Sunday, November 30, 2014

Transforming a line item



Extending the World class is one way to extend the functionality of Cucumber. In this section we will
look at another. In a few of our step definitions we have specified that we wanted to use a specific
“line item”. In those steps we had to always take the String Cucumber passed and convert it to a
number using the to_i method. If we want Cucumber to automatically convert it for us we can use
a Transformation. Let’s look at that now.
                                        The first thing we need to do is create a new file in the support directory named transformations.rb. The file name doesn’t matter; I just like to collect all of my transformations in the same file. On a typically large project you might see up to five or six transformations. In this file we will create our first transformation:

  Transform /^line item (\d+)$/ do |line_string|
   line_string.to_i
  end


This structure should look familiar. It is very similar to step definitions except it begins with the
word Transform instead of Given, When, or Then. To break it down completely, what we are saying
with this code is find a capture group of a step definition (portion of a step definition surrounded by
parentheses) that contains “line item” plus a number and perform the following action on the value
of the number. In order for this Transformation to find the appropriate step definitions we will need
to move the opening parentheses to surround the entire match.

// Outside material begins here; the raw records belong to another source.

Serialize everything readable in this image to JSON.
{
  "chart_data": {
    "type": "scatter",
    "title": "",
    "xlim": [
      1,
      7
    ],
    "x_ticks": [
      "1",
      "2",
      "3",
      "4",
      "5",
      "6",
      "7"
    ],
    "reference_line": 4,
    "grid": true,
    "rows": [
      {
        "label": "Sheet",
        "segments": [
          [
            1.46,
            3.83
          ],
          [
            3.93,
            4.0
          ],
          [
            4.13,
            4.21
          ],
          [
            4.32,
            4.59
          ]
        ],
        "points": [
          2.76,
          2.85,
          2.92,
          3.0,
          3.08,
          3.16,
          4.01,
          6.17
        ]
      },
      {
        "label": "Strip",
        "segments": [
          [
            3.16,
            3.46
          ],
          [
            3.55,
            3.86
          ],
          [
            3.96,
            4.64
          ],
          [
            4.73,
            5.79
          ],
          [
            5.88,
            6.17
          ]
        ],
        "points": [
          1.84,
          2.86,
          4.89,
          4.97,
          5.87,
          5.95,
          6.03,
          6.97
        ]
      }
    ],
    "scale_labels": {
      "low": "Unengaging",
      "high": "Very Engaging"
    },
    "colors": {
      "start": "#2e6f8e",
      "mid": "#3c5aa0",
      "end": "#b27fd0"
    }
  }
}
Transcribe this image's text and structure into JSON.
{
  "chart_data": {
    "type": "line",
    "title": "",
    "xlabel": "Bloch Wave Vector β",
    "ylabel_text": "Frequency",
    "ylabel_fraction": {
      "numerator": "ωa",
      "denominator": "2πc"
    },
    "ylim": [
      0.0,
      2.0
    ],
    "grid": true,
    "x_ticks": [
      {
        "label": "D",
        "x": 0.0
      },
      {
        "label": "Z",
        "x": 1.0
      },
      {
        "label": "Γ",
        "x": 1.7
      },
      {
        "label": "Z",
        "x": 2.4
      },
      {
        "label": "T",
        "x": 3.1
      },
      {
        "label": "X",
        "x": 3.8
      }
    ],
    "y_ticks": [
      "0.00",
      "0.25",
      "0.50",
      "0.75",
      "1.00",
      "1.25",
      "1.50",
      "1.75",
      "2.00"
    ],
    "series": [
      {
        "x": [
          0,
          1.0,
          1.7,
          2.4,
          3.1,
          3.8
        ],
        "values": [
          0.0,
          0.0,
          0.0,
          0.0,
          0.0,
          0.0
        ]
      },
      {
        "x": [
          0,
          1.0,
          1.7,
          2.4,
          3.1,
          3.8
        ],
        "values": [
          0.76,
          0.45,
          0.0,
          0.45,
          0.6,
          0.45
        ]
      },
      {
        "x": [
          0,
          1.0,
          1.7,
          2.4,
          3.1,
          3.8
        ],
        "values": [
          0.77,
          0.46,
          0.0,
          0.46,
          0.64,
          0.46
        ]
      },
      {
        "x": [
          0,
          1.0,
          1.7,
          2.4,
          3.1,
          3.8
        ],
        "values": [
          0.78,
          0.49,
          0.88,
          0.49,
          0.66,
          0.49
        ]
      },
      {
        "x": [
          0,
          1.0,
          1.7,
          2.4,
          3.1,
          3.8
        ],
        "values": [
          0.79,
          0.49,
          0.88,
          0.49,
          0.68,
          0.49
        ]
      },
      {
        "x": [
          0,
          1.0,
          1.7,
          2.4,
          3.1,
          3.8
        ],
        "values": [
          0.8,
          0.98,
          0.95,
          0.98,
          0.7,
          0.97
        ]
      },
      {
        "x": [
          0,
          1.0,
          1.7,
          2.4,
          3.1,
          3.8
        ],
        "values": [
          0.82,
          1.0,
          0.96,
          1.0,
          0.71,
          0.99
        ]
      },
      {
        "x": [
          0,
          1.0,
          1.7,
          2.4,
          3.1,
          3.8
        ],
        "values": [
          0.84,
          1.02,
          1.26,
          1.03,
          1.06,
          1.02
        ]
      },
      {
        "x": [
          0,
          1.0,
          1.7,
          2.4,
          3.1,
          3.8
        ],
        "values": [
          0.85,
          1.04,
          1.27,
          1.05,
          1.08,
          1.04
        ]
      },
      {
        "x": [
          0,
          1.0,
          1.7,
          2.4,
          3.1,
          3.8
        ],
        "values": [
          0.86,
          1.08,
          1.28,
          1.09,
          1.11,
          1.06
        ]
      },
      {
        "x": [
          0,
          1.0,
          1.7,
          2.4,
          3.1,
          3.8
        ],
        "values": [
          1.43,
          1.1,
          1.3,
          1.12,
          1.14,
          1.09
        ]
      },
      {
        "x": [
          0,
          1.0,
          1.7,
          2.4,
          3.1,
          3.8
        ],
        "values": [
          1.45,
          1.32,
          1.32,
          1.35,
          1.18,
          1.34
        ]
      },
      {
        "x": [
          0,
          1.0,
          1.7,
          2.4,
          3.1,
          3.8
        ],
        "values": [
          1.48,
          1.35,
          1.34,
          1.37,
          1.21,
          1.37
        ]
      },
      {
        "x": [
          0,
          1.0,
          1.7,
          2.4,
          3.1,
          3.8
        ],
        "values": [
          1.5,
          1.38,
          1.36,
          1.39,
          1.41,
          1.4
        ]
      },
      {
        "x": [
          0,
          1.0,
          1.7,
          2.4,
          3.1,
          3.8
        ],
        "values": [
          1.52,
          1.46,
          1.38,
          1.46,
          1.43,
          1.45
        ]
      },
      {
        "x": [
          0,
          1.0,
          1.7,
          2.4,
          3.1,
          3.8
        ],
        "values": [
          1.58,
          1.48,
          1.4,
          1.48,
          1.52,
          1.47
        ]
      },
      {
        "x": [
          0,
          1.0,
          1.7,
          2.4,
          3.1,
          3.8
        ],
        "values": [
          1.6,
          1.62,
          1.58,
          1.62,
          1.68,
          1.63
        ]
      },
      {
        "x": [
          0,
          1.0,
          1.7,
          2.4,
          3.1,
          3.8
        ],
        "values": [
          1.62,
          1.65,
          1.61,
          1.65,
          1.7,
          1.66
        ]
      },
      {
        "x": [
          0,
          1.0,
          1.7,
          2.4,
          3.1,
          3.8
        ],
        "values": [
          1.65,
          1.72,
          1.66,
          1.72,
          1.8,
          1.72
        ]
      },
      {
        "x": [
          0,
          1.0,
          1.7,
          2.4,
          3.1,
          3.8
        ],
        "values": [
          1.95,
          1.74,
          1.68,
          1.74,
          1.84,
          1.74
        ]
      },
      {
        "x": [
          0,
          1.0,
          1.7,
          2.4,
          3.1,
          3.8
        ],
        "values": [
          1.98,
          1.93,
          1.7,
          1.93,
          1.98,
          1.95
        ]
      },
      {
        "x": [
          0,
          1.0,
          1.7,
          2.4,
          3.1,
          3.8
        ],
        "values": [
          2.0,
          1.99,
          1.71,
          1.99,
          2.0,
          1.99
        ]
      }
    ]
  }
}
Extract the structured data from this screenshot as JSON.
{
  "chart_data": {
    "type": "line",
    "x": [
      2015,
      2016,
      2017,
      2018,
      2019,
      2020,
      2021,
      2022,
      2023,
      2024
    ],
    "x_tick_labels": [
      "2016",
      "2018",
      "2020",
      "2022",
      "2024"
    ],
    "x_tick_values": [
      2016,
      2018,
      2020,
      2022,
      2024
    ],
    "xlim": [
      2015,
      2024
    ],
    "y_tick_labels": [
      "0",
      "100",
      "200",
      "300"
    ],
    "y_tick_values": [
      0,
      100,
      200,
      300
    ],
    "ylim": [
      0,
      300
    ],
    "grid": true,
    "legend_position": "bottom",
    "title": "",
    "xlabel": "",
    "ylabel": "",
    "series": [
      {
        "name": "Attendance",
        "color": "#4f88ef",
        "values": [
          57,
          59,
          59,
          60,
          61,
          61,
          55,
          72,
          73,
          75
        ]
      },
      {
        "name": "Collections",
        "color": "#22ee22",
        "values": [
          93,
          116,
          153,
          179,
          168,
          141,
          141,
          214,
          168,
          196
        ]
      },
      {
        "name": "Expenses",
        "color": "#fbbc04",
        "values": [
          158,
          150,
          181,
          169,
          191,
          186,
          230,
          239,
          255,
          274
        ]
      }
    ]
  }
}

Then /^I should see "([^"]*)" as the name for (line item \d+)$/ do |name, lin\
e_item|

Now we no longer need to convert the line_item parameter to a number since the Transformation
takes care of this for us.

       This technique is very useful when you have values that need to be converted and you wish to move
the logic from multiple steps to one Transformation. For example, imagine you need to perform a
lot of date handling. It would be nice to say things like today, tomorrow, or yesterday and have a
Transformation object create a date object.